Gran parte de la problemática del país se funda en la incapacidad que los dirigentes políticos, empresariales, sindicales y las personas corrientes han tenido para generar bienestar y progreso a todos los habitantes. También es reconocido que la mayoría de los actos violentos, por ejemplo los asesinatos, se deben a acciones delincuenciales callejeras o riñas entre familiares, conocidos o vecinos. Pero éste no es un argumento en contra de la responsabilidad que la guerra tiene al modificar las relaciones entre las personas e imponerles estilos de relación que involucran, casi exclusivamente, la violencia y la constante acción de ella sobre, por lo menos, dos generaciones de colombianos.

La discusión se plantea en aclarar cuál de los dos factores, la guerra o la ausencia de bienestar socioeconómico para toda la población, determina los índices de delincuencia. En medio de esta guerra civil se acumulan los problemas de desempleo, desplazamiento de cientos de miles de personas, matanzas, maltrato y abuso sexual infantil, crecimiento exagerado de la población que se encuentra en condiciones de pobreza y hambre, todos componentes fundamentales de la bomba social que amenaza la viabilidad del Estado y que definitivamente son consecuencias directas tanto del conflicto armado como de la situación de inequidad crónica.

En medio de este panorama puede parecer una frivolidad preocuparse por la salud mental y aun pretender y proponer acciones para mejorarla o recuperarla. Sin embargo, ése es el reto histórico y, como dice Martín- Baró, «mal haríamos diluyéndolo en fórmulas prefabricadas o trivializándolo en el esquema de nuestro quehacer diario. No contamos con soluciones hechas, pero la reflexión nos permite ofrecer algunas vías a través de las cuales encauzar nuestra actividad profesional». Los modelos terapéuticos, entonces, deben pensarse a partir de las características de la población y de la realidad nacional, enmarcada en la cultura de la violencia y matizada por un elemento que no puede pasarse por alto: el narcotráfico. En medio del conflicto, la urgencia de sobrevivir, la fantasía del dinero fácil y rápido y la necesidad de los grupos en contienda por contar con recursos suficientes para armarse constituyen las bases motivadoras para financiarse por medio de este método y, también, de las bases del poder derivado de la preponderancia económica.

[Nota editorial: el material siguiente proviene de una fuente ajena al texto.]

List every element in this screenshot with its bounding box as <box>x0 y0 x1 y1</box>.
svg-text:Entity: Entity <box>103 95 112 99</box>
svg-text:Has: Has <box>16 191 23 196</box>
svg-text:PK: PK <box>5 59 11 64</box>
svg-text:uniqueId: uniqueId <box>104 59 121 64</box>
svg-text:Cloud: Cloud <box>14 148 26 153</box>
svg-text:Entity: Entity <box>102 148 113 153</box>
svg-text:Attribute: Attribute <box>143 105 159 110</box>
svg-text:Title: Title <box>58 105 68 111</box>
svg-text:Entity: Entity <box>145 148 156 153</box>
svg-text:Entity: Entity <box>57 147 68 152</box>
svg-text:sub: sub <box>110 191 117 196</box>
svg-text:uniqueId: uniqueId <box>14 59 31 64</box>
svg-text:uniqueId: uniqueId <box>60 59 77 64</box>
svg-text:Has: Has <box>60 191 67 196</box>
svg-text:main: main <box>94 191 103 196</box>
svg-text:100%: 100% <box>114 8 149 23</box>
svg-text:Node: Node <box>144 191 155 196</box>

Afortunadamente, en los últimos años son cada día más instituciones, psiquiatras y otros profesionales de la salud mental que llevan a cabo acciones con las personas y las comunidades afectadas, a partir de distintos modelos. Estas intervenciones pretenden manejar patologías específicas, como el trastorno por estrés postraumático, y realizar intervenciones psicosociales con metas más amplias y ambiciosas. Las propuestas dirigidas a comunidades tienen el carácter de acompañamiento terapéutico o dos generaciones de colombianos. «comisiones de verdad», grupos de «nunca más» y grupos de familiares de desaparecidos o de reconstrucción histórica, entre otros. Estas intervenciones, además de su profundo compromiso con el rescate de la dignidad humana, buscan suscitar procesos comunitarios que promuevan la elaboración de los duelos, pues de manera general la mayor parte de la población expuesta a las acciones bélicas y bajo situaciones extremas de intimidación y miedo no padece patologías demostrables; son las comunidades, las redes de apoyo social y las familias las que sufren, se deterioran o se dañan, a veces irremediablemente. Y, a consecuencia de ello, la siguiente generación se verá fácilmente impelida a continuar funcionando bajo patrones patológicos en los que se combinarán, como ahora, los comportamientos antisociales de unos con una disposición más generalizada a la sumisión y la desesperanza de otros.

Todo miembro de nuestra Asociación tiene que sentirse comprometido con el futuro de este país, a ello lo obligan no sólo el juramento hipocrático que compartimos, sino la imperiosa necesidad que impone el trágico momento histórico que tristemente vivimos.